比較2個熊貓dataframes，逐行，通過細胞

電池我有2個dataframes，df1和df2，並要做到以下幾點，結果存儲在df3：比較2個熊貓dataframes，逐行，通過細胞

for each row in df1: 

    for each row in df2: 

     create a new row in df3 (called "df1-1, df2-1" or whatever) to store results 

     for each cell(column) in df1: 

      for the cell in df2 whose column name is the same as for the cell in df1: 

       compare the cells (using some comparing function func(a,b)) and, 
       depending on the result of the comparison, write result into the 
       appropriate column of the "df1-1, df2-1" row of df3)

例如，像：

df1 
A B C  D 
foo bar foobar 7 
gee whiz herp 10 

df2 
A B C  D 
zoo car foobar 8 

df3 
df1-df2 A    B    C     D 
foo-zoo func(foo,zoo) func(bar,car) func(foobar,foobar) func(7,8) 
gee-zoo func(gee,zoo) func(whiz,car) func(herp,foobar) func(10,8)

我已經開始與此：

for r1 in df1.iterrows(): 
    for r2 in df2.iterrows(): 
     for c1 in r1: 
      for c2 in r2:

，但我不知道該怎麼辦，並希望得到一些幫助。

來源

2016-09-12 Zubo

因爲你應用FUNC同名的列，你可以遍歷僅通過列和使用矢量化，例如df3 ['A'] = func（df1 ['A']，df2 ['A']），等等？ – StarFox

@StarFox有趣，所以我可能會做類似於：df3中的列：df3 [column] = func（df1 [column]，df2 [column]）？ – Zubo

當然！這就是熊貓/ numpy的力量（一般來說，矢量化）。我將在下面提供一些示例，並且我們將從那裏開始 – StarFox

因此，爲了繼續評論中的討論，您可以使用矢量化，這是像熊貓或numpy這樣的圖書館的賣點之一。理想情況下，你永遠不應該打電話給iterrows()。
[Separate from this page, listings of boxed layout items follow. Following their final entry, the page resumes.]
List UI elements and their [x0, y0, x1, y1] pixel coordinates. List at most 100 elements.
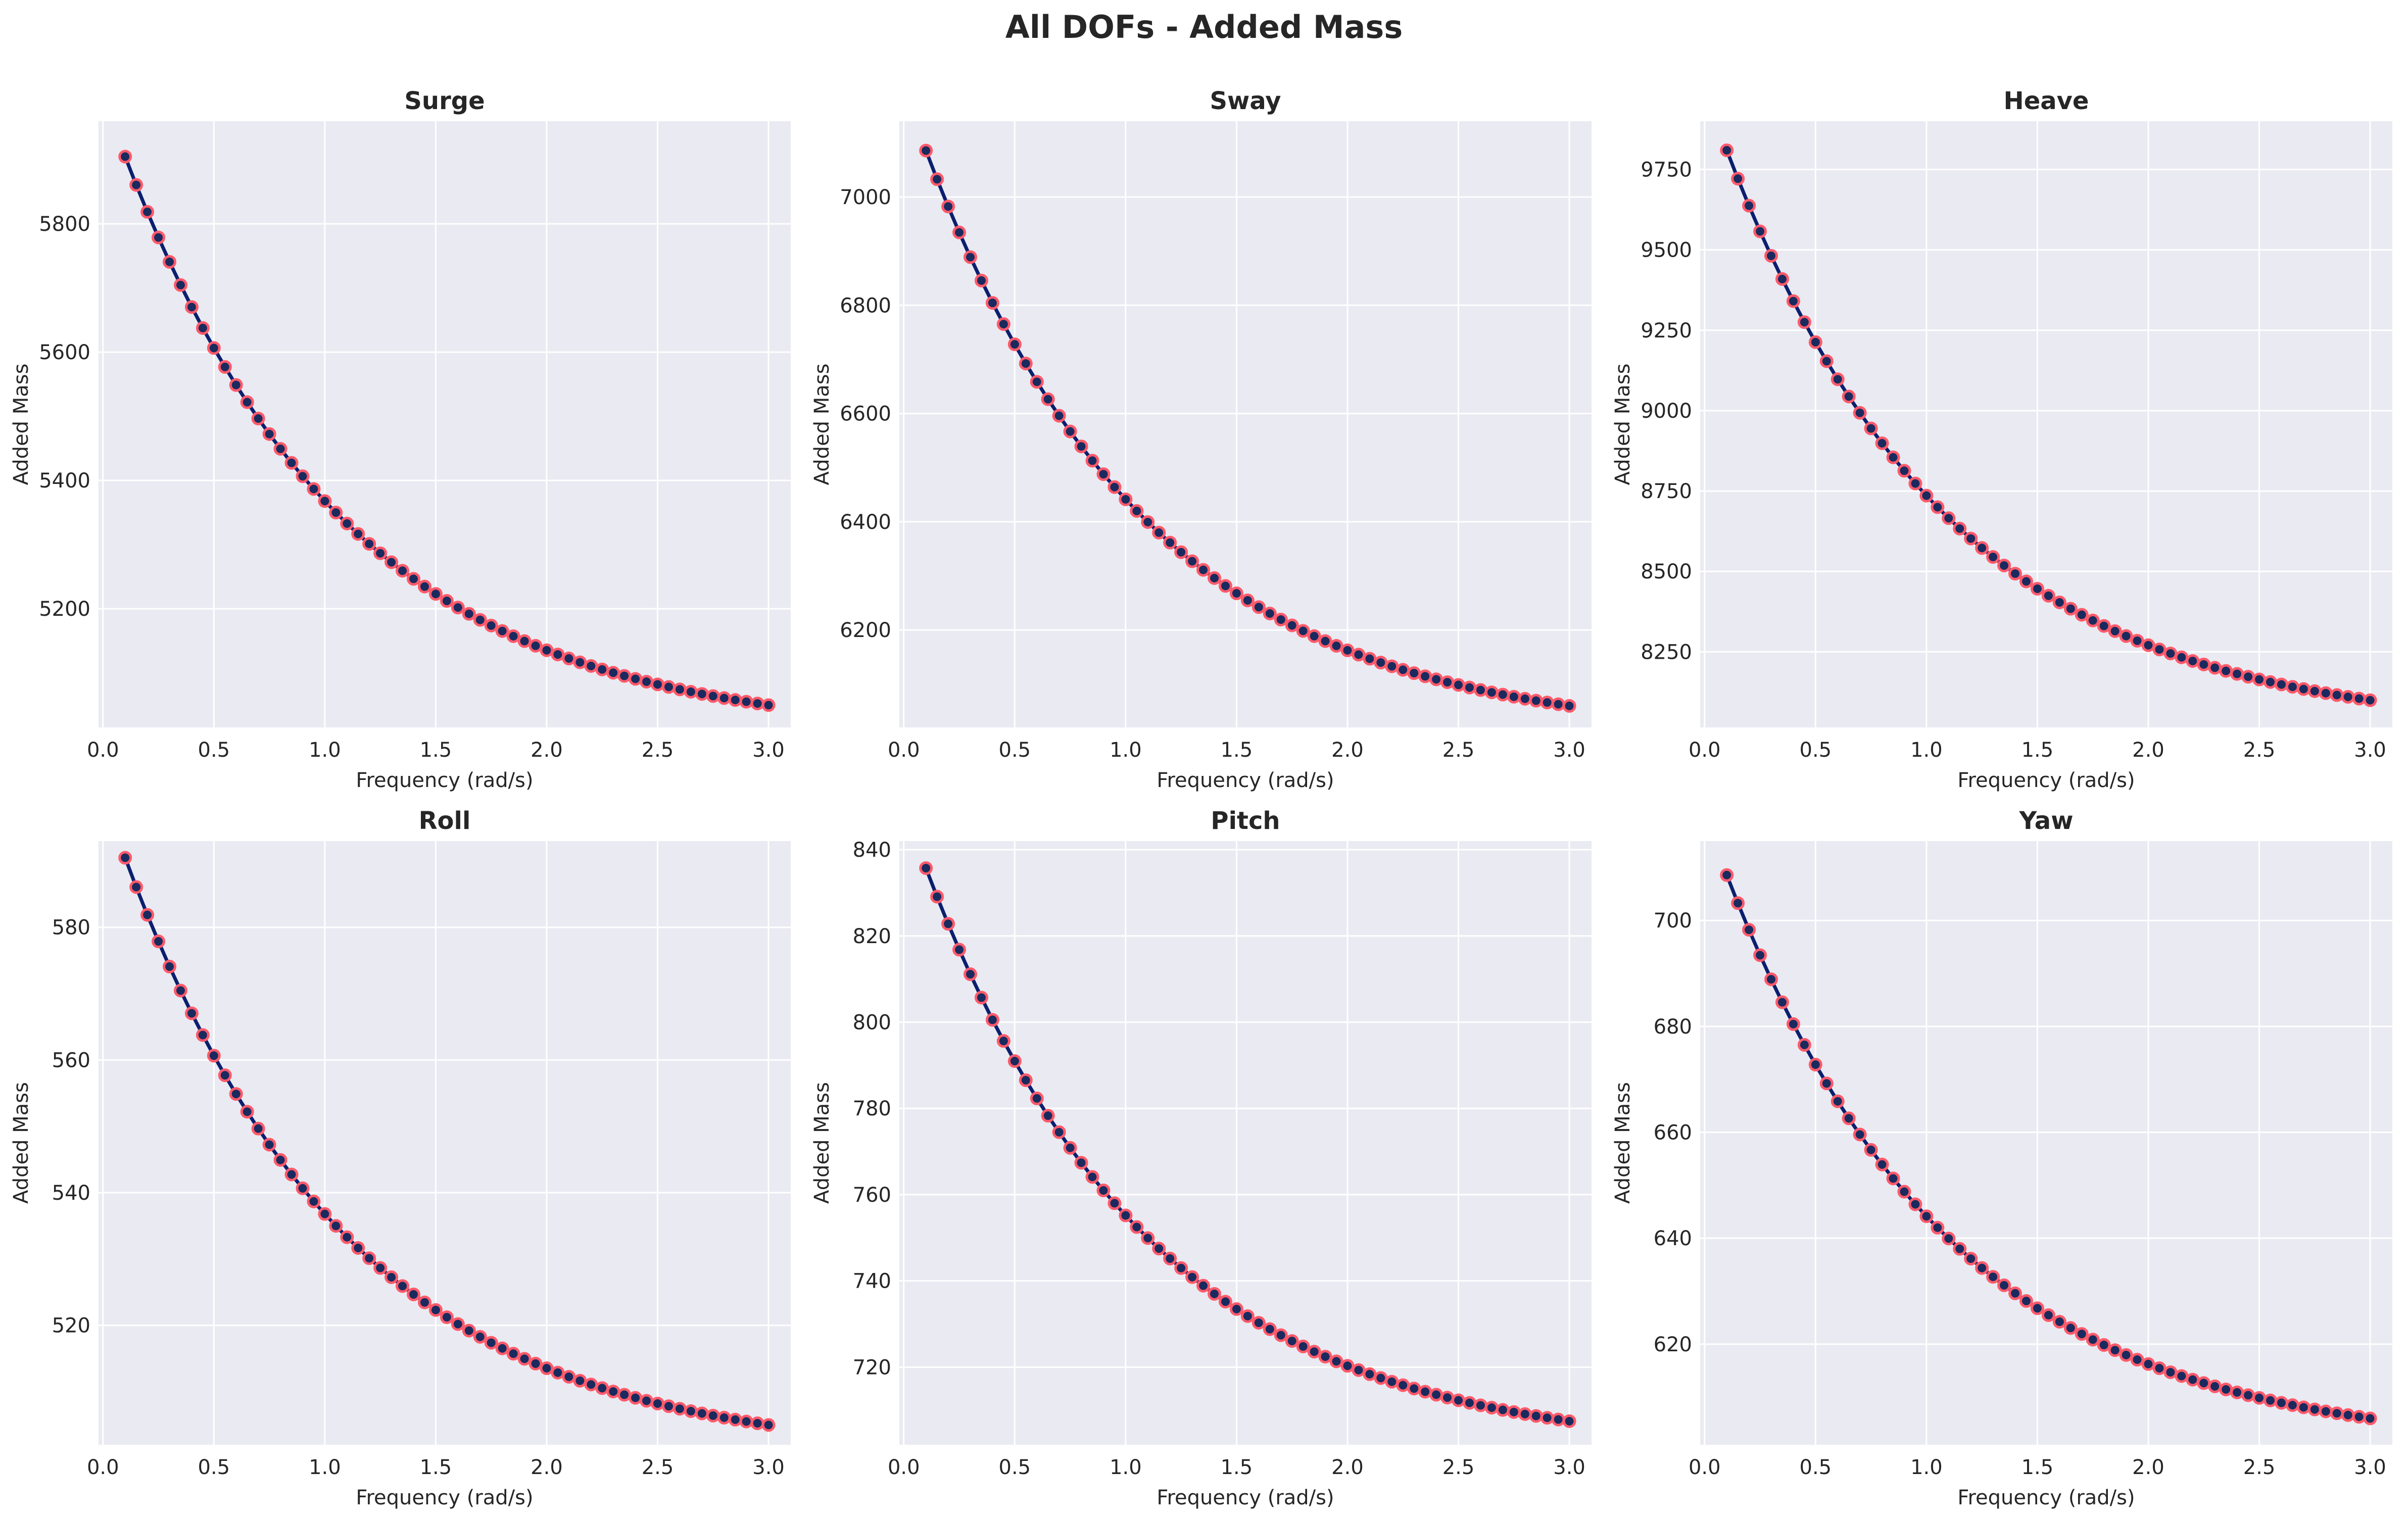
x-tick-label: 0.0	[1689, 739, 1721, 762]
data-point	[1251, 1316, 1266, 1330]
data-point	[2041, 1308, 2055, 1322]
data-point	[2163, 1365, 2178, 1379]
data-point	[1019, 357, 1033, 371]
y-tick-label: 740	[853, 1270, 891, 1293]
data-point	[440, 594, 454, 608]
figure-title: All DOFs - Added Mass	[1005, 9, 1403, 45]
data-point	[1797, 315, 1811, 329]
data-point	[1418, 669, 1432, 683]
data-point	[1507, 690, 1521, 704]
data-point	[1496, 688, 1510, 702]
data-point	[2041, 589, 2055, 603]
data-point	[739, 1414, 753, 1429]
data-point	[2274, 677, 2288, 692]
data-point	[2219, 664, 2233, 678]
y-tick-label: 520	[52, 1314, 90, 1338]
data-point	[1942, 511, 1956, 525]
data-point	[661, 1399, 676, 1413]
data-point	[2108, 1343, 2122, 1357]
x-tick-label: 2.5	[2243, 1456, 2276, 1479]
data-point	[517, 634, 532, 648]
data-point	[2130, 633, 2144, 648]
series-markers-pitch	[919, 861, 1576, 1428]
data-point	[672, 1402, 687, 1416]
data-point	[495, 624, 509, 638]
data-point	[606, 1385, 620, 1399]
data-point	[1141, 515, 1155, 529]
data-point	[296, 469, 310, 483]
data-point	[129, 880, 143, 894]
data-point	[1318, 1350, 1332, 1364]
y-tick-label: 840	[853, 839, 891, 862]
data-point	[1185, 554, 1199, 568]
data-point	[996, 317, 1010, 331]
data-point	[173, 278, 187, 292]
data-point	[952, 225, 967, 239]
x-tick-label: 3.0	[1553, 739, 1585, 762]
data-point	[152, 230, 166, 244]
y-tick-label: 5200	[39, 598, 90, 621]
data-point	[1864, 421, 1878, 435]
data-point	[1753, 224, 1767, 238]
data-point	[2219, 1383, 2233, 1397]
data-point	[1296, 1339, 1310, 1353]
data-point	[651, 677, 665, 692]
data-point	[318, 494, 332, 508]
data-point	[473, 1330, 487, 1344]
data-point	[1764, 972, 1778, 987]
x-axis-label: Frequency (rad/s)	[1957, 1486, 2135, 1509]
data-point	[1797, 1038, 1811, 1052]
data-point	[196, 1028, 210, 1042]
x-tick-label: 2.5	[642, 739, 674, 762]
data-point	[1919, 1209, 1934, 1223]
data-point	[2330, 688, 2344, 702]
data-point	[919, 143, 933, 158]
data-point	[728, 693, 742, 707]
y-tick-label: 720	[853, 1356, 891, 1379]
data-point	[2197, 657, 2211, 671]
data-point	[140, 205, 155, 219]
data-point	[417, 1295, 431, 1309]
data-point	[2186, 654, 2200, 668]
data-point	[1742, 923, 1756, 937]
data-point	[473, 613, 487, 627]
data-point	[1819, 354, 1834, 368]
data-point	[1540, 696, 1554, 710]
x-tick-label: 2.0	[1331, 739, 1364, 762]
data-point	[2030, 1301, 2044, 1315]
data-point	[163, 959, 177, 973]
data-point	[462, 607, 476, 621]
data-point	[1775, 272, 1789, 286]
x-tick-label: 0.5	[1800, 739, 1832, 762]
data-point	[1473, 1398, 1487, 1412]
data-point	[318, 1207, 332, 1221]
data-point	[1808, 1058, 1822, 1072]
data-point	[1208, 571, 1222, 585]
data-point	[1908, 476, 1922, 491]
data-point	[1931, 500, 1945, 514]
data-point	[262, 427, 276, 441]
data-point	[1185, 1270, 1199, 1284]
data-point	[761, 698, 776, 712]
data-point	[1407, 666, 1421, 680]
data-point	[1908, 1197, 1922, 1211]
data-point	[1274, 1328, 1288, 1342]
data-point	[2097, 619, 2111, 633]
subplot-title: Pitch	[1211, 807, 1280, 835]
data-point	[1318, 634, 1332, 648]
data-point	[2075, 608, 2089, 622]
x-tick-label: 2.5	[1442, 739, 1475, 762]
data-point	[1452, 1393, 1466, 1407]
x-tick-label: 2.0	[2132, 739, 2164, 762]
plot-area	[899, 841, 1592, 1445]
data-point	[1352, 1363, 1366, 1377]
data-point	[2063, 602, 2078, 616]
data-point	[695, 687, 709, 701]
x-tick-label: 1.5	[2021, 1456, 2054, 1479]
x-tick-label: 2.5	[1442, 1456, 1475, 1479]
x-tick-label: 2.5	[2243, 739, 2276, 762]
data-point	[1196, 1279, 1211, 1293]
data-point	[1775, 995, 1789, 1009]
data-point	[1529, 1409, 1543, 1423]
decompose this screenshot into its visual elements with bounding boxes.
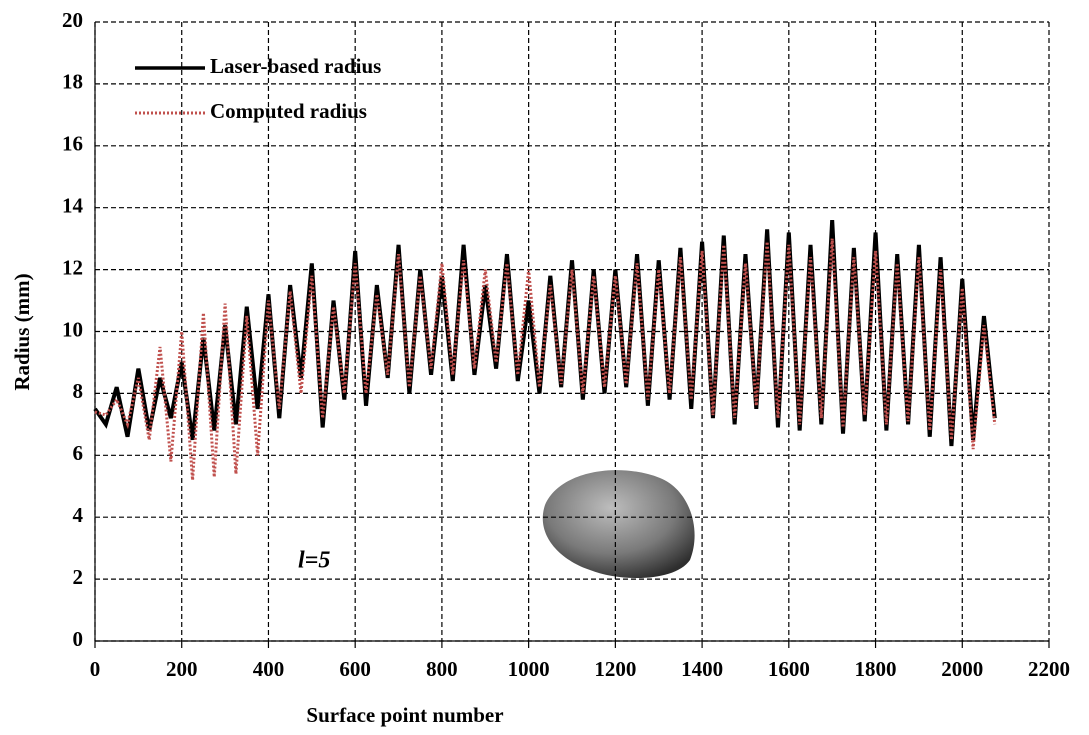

爲了一點更加明確我的建議：

# with df1 and df2 provided as above, an example 
df3 = df1['A'] * 3 + df2['A'] 

# recall that df2 only has the one row so pandas will broadcast a NaN there 
df3 
0 foofoofoozoo 
1    NaN 
Name: A, dtype: object 

# more generally 

# we know that df1 and df2 share column names, so we can initialize df3 with those names 
df3 = pd.DataFrame(columns=df1.columns) 
for colName in df1: 
    df3[colName] = func(df1[colName], df2[colName])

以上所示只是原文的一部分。